Selain menyiapkan seluruh infrastruktur yang diperlukan, Kementerian Kelautan dan Perikanan (KKP) juga terus mematangkan semua tahapan persiapan yang lain, agar penerapan tidak menemui jalan buntu ataupun menemui kendala.
Berdasarkan rencana, kebijakan tersebut akan diimplementasikan pertama kali di wilayah Timur Indonesia meliputi WPPNRI 718 (meliputi perairan Laut Aru, Laut Arafuru, dan Laut Timor bagian Timur), 717 (perairan Teluk Cendrawasih dan Samudera Pasifik), dan 715 (perairan Teluk Tomini, Laut Maluku, Laut Halmahera, Laut Seram, dan Teluk Berau).
Menteri Kelautan dan Perikanan Sakti Wahyu Trenggono menyebutkan, salah satu upaya yang harus bisa dipersiapkan dari sekarang adalah bagaimana kebijakan penangkapan terukur bisa berjalan dalam pengawasan yang baik.
Dia meyakini, pengawasan menjadi salah satu kunci penting dalam implementasi kebijakan tersebut. Dalam melaksanakan pengawasan, ada sarana dan prasarana yang harus tersedia, misalnya adalah kapal pengawas, pesawat pengawas, dan teknologi informasi.
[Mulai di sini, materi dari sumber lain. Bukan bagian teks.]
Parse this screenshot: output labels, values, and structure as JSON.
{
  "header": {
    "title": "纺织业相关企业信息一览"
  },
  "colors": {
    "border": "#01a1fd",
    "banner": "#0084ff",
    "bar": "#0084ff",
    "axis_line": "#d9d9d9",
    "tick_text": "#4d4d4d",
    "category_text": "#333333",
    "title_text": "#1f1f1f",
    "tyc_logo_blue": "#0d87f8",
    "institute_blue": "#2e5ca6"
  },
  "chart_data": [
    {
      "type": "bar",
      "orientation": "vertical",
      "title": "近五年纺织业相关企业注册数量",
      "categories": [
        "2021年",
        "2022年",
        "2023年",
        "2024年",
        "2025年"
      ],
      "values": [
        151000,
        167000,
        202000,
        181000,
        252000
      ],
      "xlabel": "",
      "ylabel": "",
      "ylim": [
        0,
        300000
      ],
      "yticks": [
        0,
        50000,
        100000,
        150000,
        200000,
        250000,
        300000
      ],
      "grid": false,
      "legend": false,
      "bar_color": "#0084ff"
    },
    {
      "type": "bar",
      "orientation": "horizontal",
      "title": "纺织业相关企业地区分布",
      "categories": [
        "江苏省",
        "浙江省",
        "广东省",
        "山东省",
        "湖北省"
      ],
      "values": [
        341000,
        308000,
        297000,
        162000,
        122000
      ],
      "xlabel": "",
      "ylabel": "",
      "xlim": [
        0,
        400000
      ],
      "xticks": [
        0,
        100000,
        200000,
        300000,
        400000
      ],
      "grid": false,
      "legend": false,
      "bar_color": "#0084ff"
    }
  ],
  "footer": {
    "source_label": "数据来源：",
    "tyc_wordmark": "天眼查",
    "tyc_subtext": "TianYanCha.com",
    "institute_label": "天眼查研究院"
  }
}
“Ketiganya menjadi kunci dalam mendukung efektivitas pengawasan kebijakan penangkapan terukur,” jelas dia pekan lalu di Jakarta.
baca : Menanti Model Penangkapan Ikan Terukur Diterapkan di Laut Nusantara
Jika prasyarat yang disebutkan di atas bisa dipenuhi, maka implementasi penangkapan terukur diyakini akan bisa berhasil dilaksanakan. Tentu saja, itu semua menjadi tugas dari Direktorat Jenderal Pengawasan Sumber daya Kelautan dan Perikanan (PSDKP) KKP.
Dalam melaksanakan kebijakan tersebut, ada zona yang akan dibagi ke dalam tiga kelompok. Pertama, adala zona industri penangkapan ikan (fishing industry), zona bagi nelayan lokal/tradisional, serta zona tempat melaksanakan pemijahan dan pembibitan (spawning and nursery ground).
Selain membagi ke dalam tiga kelompok, implementasi kebijakan penangkapan terukur juga akan dilakukan dengan mengatur sistem kuota tangkapan yang disesuaikan untuk kuota industri, nelayan lokal/tradisional, dan kuota hobi.
Bagi Trenggono, kebijakan penangkapan terukur diterapkan agar proses distribusi pertumbuhan ekonomi menjadi lebih merata di kawasan pesisir. Kemudian, juga untuk meningkatkan daya saing produk perikanan di pasar global, dan meningkatkan Penerimaan Negara Bukan Pajak (PNB) dari sektor perikanan dan kelautan hingga mencapai target Rp12 triliun.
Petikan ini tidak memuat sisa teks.